View Single Post
  #29   Report Post  
Posted to rec.crafts.metalworking
Larry Jaques[_4_] Larry Jaques[_4_] is offline
external usenet poster
 
Posts: 9,025
Default Best O ring Material for drive belt?

On 3 Sep 2016 22:46:41 GMT, "DoN. Nichols"
wrote:

On 2016-09-03, Larry Jaques wrote:
On 3 Sep 2016 04:21:12 GMT, "DoN. Nichols"
wrote:

On 2016-09-02, Gunner Asch wrote:
I have a vibratory cleaner...that uses a "o-ring" type drive belt to
power the bowl. Which material type O ring will last the longest?

I use it to tumble/polish cartridge cases. Originally it came with a
"universal" belt..basically a tube and a splice barrel that one cut to


[ ... ]

Look into your MSC catalog. There is a urethane rubber round
belt material (I've got two sizes, translucent orange and opaque green),
which you buy in rolls. I got them to make belts for a Unimat and a
Jeweler's lathe.)


[ ... ]

O.K. They seem to be called "Fenner drive" belts.


Fenner Drive makes that belt, Don. They also make a segmented belt
which can be used in place of a standard V-belt.
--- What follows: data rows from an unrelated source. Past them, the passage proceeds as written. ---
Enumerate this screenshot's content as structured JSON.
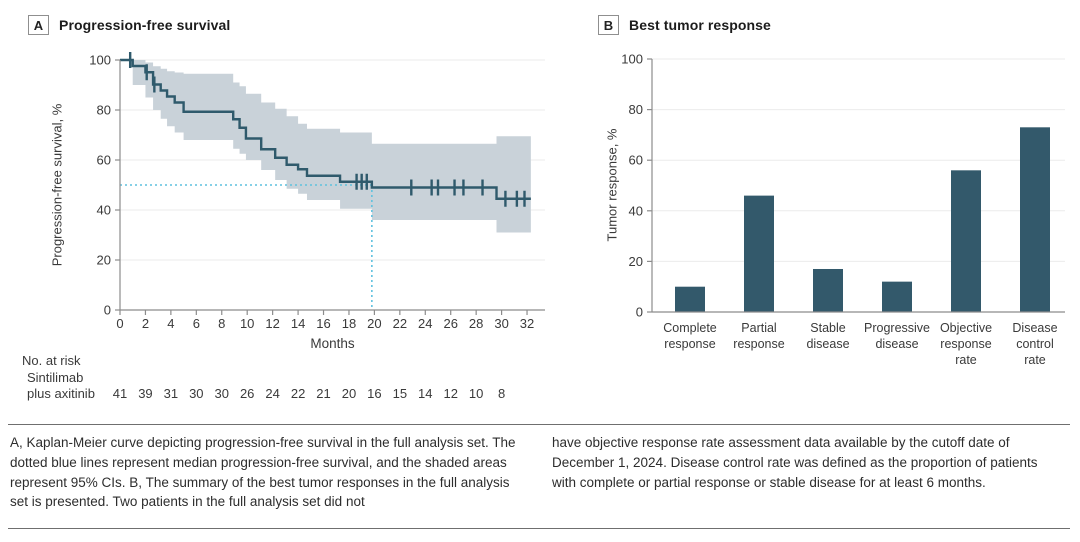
{
  "panelA": {
    "label": "A",
    "title": "Progression-free survival",
    "y_axis_title": "Progression-free survival, %",
    "x_axis_title": "Months",
    "risk_table": {
      "header": "No. at risk",
      "group_line1": "Sintilimab",
      "group_line2": "plus axitinib",
      "months": [
        0,
        2,
        4,
        6,
        8,
        10,
        12,
        14,
        16,
        18,
        20,
        22,
        24,
        26,
        28,
        30
      ],
      "values": [
        41,
        39,
        31,
        30,
        30,
        26,
        24,
        22,
        21,
        20,
        16,
        15,
        14,
        12,
        10,
        8
      ]
    }
  },
  "panelB": {
    "label": "B",
    "title": "Best tumor response",
    "y_axis_title": "Tumor response, %"
  },
  "caption": {
    "left": "A, Kaplan-Meier curve depicting progression-free survival in the full analysis set. The dotted blue lines represent median progression-free survival, and the shaded areas represent 95% CIs. B, The summary of the best tumor responses in the full analysis set is presented. Two patients in the full analysis set did not",
    "right": "have objective response rate assessment data available by the cutoff date of December 1, 2024. Disease control rate was defined as the proportion of patients with complete or partial response or stable disease for at least 6 months."
  },
  "colors": {
    "curve": "#2f5a6c",
    "ci_band": "#c9d2d9",
    "median_line": "#5fc1de",
    "bar": "#33596b",
    "axis": "#8c8c8c",
    "grid": "#ebebeb",
    "text": "#3a3a3a"
  },
  "chart_data": [
    {
      "type": "line",
      "subtype": "kaplan-meier-step",
      "title": "Progression-free survival",
      "xlabel": "Months",
      "ylabel": "Progression-free survival, %",
      "xlim": [
        0,
        32
      ],
      "ylim": [
        0,
        100
      ],
      "xticks": [
        0,
        2,
        4,
        6,
        8,
        10,
        12,
        14,
        16,
        18,
        20,
        22,
        24,
        26,
        28,
        30,
        32
      ],
      "yticks": [
        0,
        20,
        40,
        60,
        80,
        100
      ],
      "grid": true,
      "series_name": "Sintilimab plus axitinib",
      "steps": [
        [
          0.0,
          100
        ],
        [
          1.0,
          97.6
        ],
        [
          2.0,
          95.1
        ],
        [
          2.6,
          90.2
        ],
        [
          3.2,
          87.8
        ],
        [
          3.7,
          85.4
        ],
        [
          4.3,
          83.0
        ],
        [
          5.0,
          79.3
        ],
        [
          8.9,
          76.3
        ],
        [
          9.4,
          72.9
        ],
        [
          9.9,
          68.6
        ],
        [
          11.1,
          64.3
        ],
        [
          12.2,
          60.9
        ],
        [
          13.1,
          58.1
        ],
        [
          14.0,
          56.3
        ],
        [
          14.7,
          53.7
        ],
        [
          17.3,
          51.3
        ],
        [
          19.8,
          49.0
        ],
        [
          29.6,
          44.5
        ]
      ],
      "end_month": 32.3,
      "censor_marks": [
        [
          0.8,
          100
        ],
        [
          2.1,
          95.1
        ],
        [
          2.7,
          90.2
        ],
        [
          18.6,
          51.3
        ],
        [
          19.0,
          51.3
        ],
        [
          19.4,
          51.3
        ],
        [
          22.9,
          49.0
        ],
        [
          24.5,
          49.0
        ],
        [
          25.0,
          49.0
        ],
        [
          26.3,
          49.0
        ],
        [
          27.0,
          49.0
        ],
        [
          28.5,
          49.0
        ],
        [
          30.3,
          44.5
        ],
        [
          31.2,
          44.5
        ],
        [
          31.8,
          44.5
        ]
      ],
      "ci_band": [
        [
          0.0,
          100,
          100
        ],
        [
          1.0,
          90,
          100
        ],
        [
          2.0,
          85,
          99
        ],
        [
          2.6,
          80,
          97.5
        ],
        [
          3.2,
          76.5,
          96.5
        ],
        [
          3.7,
          73.5,
          95.5
        ],
        [
          4.3,
          71,
          95
        ],
        [
          5.0,
          68,
          94.5
        ],
        [
          8.9,
          64.5,
          91
        ],
        [
          9.4,
          62.5,
          89.5
        ],
        [
          9.9,
          60,
          86.5
        ],
        [
          11.1,
          56,
          83
        ],
        [
          12.2,
          52,
          80.5
        ],
        [
          13.1,
          48.5,
          77.5
        ],
        [
          14.0,
          46.5,
          74.5
        ],
        [
          14.7,
          44,
          72.5
        ],
        [
          17.3,
          40.5,
          71
        ],
        [
          19.8,
          36,
          66.5
        ],
        [
          29.6,
          31,
          69.5
        ]
      ],
      "median_months": 19.8,
      "median_value": 50,
      "no_at_risk": {
        "months": [
          0,
          2,
          4,
          6,
          8,
          10,
          12,
          14,
          16,
          18,
          20,
          22,
          24,
          26,
          28,
          30
        ],
        "values": [
          41,
          39,
          31,
          30,
          30,
          26,
          24,
          22,
          21,
          20,
          16,
          15,
          14,
          12,
          10,
          8
        ]
      }
    },
    {
      "type": "bar",
      "title": "Best tumor response",
      "ylabel": "Tumor response, %",
      "ylim": [
        0,
        100
      ],
      "yticks": [
        0,
        20,
        40,
        60,
        80,
        100
      ],
      "grid": true,
      "categories": [
        "Complete response",
        "Partial response",
        "Stable disease",
        "Progressive disease",
        "Objective response rate",
        "Disease control rate"
      ],
      "category_lines": [
        [
          "Complete",
          "response"
        ],
        [
          "Partial",
          "response"
        ],
        [
          "Stable",
          "disease"
        ],
        [
          "Progressive",
          "disease"
        ],
        [
          "Objective",
          "response",
          "rate"
        ],
        [
          "Disease",
          "control",
          "rate"
        ]
      ],
      "values": [
        10,
        46,
        17,
        12,
        56,
        73
      ]
    }
  ]
}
O.K. I know about those, but have never used one. (My lathe


I put some on my bandsaw and it worked well. I have another box
waiting to put on my drill press. I bought the replacement idler
pulley bearing 5 years ago. Time to install it and get the damned
thing running, eh, Gunner? Shelving is first priority in the shop,
though. Deer paths and stacks of everything are not conducive to a
safe working environment. And now I have an extra cubic meter of
handyman tools to store...


runs three parallel belts from the layshaft to the spindle, and I put in
matched belts (ordered from Clausing) to minimize vibration. Not sure
how equal you could make three of those link belts. From what I have
read, they are a bit of a pain to install in crowded places like my
headstock.


Is any belt? Tight confines for working with belts make it a real
beeyotch. I needed 3 hands to put a new serpentine on my Tundra. What
should have been a quick depression of an idler pulley turned into a
1.5 hour nightmare, with jacks, jackstands, removed skid plate, etc.
The open frame of the bandsaw was the complete opposite. I sat down
and had it done in 14 minutes flat, including resizing the belt twice.
The linkbelt is quieter, too, andcauses less vibration after sitting
unused for months on end. It was worth the extra cost.
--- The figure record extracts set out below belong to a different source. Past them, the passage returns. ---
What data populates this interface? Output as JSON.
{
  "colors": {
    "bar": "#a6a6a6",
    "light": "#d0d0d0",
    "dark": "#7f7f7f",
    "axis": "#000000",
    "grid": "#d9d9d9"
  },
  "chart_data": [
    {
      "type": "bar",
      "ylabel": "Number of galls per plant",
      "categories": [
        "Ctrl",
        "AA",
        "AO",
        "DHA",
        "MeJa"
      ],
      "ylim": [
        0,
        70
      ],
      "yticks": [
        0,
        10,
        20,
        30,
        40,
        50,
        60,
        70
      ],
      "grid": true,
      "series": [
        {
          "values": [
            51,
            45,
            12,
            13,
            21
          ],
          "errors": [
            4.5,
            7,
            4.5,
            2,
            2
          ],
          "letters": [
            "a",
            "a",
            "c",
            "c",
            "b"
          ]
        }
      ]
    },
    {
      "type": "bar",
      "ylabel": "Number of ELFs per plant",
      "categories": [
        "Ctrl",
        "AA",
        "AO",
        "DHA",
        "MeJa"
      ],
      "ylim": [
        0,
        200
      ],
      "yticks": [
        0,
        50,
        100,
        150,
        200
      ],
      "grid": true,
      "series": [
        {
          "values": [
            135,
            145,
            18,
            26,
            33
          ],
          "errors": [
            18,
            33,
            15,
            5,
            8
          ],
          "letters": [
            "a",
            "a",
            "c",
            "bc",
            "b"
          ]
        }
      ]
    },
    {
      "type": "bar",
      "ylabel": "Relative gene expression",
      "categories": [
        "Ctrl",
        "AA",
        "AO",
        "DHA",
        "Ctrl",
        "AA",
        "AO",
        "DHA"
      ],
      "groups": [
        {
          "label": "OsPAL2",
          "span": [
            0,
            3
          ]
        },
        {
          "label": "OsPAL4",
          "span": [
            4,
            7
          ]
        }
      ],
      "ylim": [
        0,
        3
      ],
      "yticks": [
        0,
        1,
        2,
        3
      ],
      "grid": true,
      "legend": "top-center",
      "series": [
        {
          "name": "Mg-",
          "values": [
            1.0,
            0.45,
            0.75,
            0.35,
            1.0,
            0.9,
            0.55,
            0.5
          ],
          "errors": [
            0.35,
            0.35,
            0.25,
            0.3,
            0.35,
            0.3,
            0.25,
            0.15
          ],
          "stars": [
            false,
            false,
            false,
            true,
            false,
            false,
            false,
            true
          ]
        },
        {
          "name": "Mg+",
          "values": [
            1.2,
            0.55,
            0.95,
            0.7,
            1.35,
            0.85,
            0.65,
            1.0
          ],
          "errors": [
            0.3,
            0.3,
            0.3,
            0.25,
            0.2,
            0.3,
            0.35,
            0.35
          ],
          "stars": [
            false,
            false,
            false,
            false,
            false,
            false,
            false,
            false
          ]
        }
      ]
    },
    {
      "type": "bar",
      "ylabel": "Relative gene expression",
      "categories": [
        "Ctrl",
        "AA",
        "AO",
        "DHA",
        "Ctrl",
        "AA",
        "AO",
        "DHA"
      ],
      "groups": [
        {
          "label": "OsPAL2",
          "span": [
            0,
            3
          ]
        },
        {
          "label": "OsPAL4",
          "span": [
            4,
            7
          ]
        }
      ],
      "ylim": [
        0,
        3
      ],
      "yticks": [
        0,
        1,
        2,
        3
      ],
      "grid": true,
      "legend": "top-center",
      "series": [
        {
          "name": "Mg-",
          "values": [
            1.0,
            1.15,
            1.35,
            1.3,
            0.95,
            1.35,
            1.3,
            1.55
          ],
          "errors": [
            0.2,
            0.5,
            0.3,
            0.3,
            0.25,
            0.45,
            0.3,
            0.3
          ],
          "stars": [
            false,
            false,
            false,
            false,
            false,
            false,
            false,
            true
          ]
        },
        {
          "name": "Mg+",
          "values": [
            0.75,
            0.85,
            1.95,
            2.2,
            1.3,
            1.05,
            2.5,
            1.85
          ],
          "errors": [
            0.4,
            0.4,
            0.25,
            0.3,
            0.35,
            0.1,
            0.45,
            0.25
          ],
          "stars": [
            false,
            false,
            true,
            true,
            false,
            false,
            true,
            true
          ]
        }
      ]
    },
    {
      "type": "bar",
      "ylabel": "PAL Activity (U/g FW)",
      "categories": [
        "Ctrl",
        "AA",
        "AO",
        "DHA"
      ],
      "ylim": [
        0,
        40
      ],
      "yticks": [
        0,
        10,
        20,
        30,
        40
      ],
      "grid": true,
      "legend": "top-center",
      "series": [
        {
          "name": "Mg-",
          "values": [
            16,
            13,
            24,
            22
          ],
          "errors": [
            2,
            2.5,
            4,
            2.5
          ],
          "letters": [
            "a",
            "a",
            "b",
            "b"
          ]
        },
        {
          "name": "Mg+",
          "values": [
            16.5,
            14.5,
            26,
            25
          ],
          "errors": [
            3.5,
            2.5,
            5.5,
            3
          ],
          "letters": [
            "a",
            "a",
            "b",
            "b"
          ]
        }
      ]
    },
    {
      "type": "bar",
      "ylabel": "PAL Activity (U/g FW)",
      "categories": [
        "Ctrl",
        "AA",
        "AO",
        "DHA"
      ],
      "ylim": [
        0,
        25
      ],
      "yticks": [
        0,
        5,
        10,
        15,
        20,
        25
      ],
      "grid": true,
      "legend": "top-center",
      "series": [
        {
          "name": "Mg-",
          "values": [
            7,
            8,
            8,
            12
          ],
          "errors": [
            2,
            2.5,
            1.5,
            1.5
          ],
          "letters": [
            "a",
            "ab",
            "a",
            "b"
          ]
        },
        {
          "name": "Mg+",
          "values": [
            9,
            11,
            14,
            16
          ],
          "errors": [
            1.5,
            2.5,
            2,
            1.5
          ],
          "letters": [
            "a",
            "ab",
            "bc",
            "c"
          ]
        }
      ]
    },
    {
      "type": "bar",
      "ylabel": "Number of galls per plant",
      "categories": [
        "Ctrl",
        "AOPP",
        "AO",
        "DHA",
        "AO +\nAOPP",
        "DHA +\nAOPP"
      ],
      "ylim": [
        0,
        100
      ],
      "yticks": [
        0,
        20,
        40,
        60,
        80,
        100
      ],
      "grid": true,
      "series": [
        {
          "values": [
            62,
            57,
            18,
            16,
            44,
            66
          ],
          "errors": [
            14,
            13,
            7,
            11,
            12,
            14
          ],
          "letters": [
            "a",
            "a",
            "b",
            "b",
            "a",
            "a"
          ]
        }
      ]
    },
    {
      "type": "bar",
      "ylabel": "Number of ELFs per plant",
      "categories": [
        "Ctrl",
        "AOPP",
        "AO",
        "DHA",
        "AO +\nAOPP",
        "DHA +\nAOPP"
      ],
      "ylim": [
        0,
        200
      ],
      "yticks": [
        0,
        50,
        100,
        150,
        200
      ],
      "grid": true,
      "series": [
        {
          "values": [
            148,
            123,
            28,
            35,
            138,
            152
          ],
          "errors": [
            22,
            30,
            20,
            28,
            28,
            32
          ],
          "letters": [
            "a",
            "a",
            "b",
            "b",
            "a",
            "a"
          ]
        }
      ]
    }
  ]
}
For your 3/16" diameter, try MSC catalog number "35364579".
They are asking $97.62 for a roll of 100 feet. Seems to have gone up
since I got mine. :-(


Hmm, it shows up at $70.39 when I pull up MSC.



Interesting. It still shows up as $97.62 for me.


Maybe I get the better pricing since I came from the Enco end of
things. It's roughly 30% off.


Are you perhaps logging into the site instead of just opening
a browser on it? If so, you may be seeing discounts. I know that
recently, after looking up a number of things in the website, when I
place an order, I get significantly lower prices on many items. I just
look through the site as someone not logged in, so I guess that I get
the default price for someone who does not have an account there. :-)


Yes, I had to log in to change sites from the old use-enco site.
Register and see if you get the prices, too, if you like.


Secondly...how much tension would be best for this application? How
much stretch should I allow for, when ordering them? Obviously too
much elongation is bad for the belt...what would be appropriate?


The answer is "enough, but not too much", Gunner. "About yea" in the
immortal words of an old mentor. The least amount of tension without
allowing the drive wheel/shaft to spin on the belt will likely give it
the best lifetime. Different rubbers with different finishes require
different tensions in different settings.


I think so. Mount the thing on springs, put an eccentric weight
on a shaft, and spin it. Given the belt drive here, it sounds like the
tension needs to take the shifting on the spring mounts into account, so
perhaps set it up so with maximum spring offset towards the motor, there
is still sufficient tension to keep it from slipping.


Well put, sir.


I've seen some designs posted where the motor itself is mounted
on the bottom of the bowl, so no belt there. But that probably means
greater eccentric weight needed to vibrate the motor too.


And likely shorter motor life, as well. That's gotta be hard on
bearing/bushings.

--
Every day I remind myself that my inner and outer life are
based on the labors of other men, living and dead, and that
I must exert myself in order to give in the same measure as
I have received and am still receiving.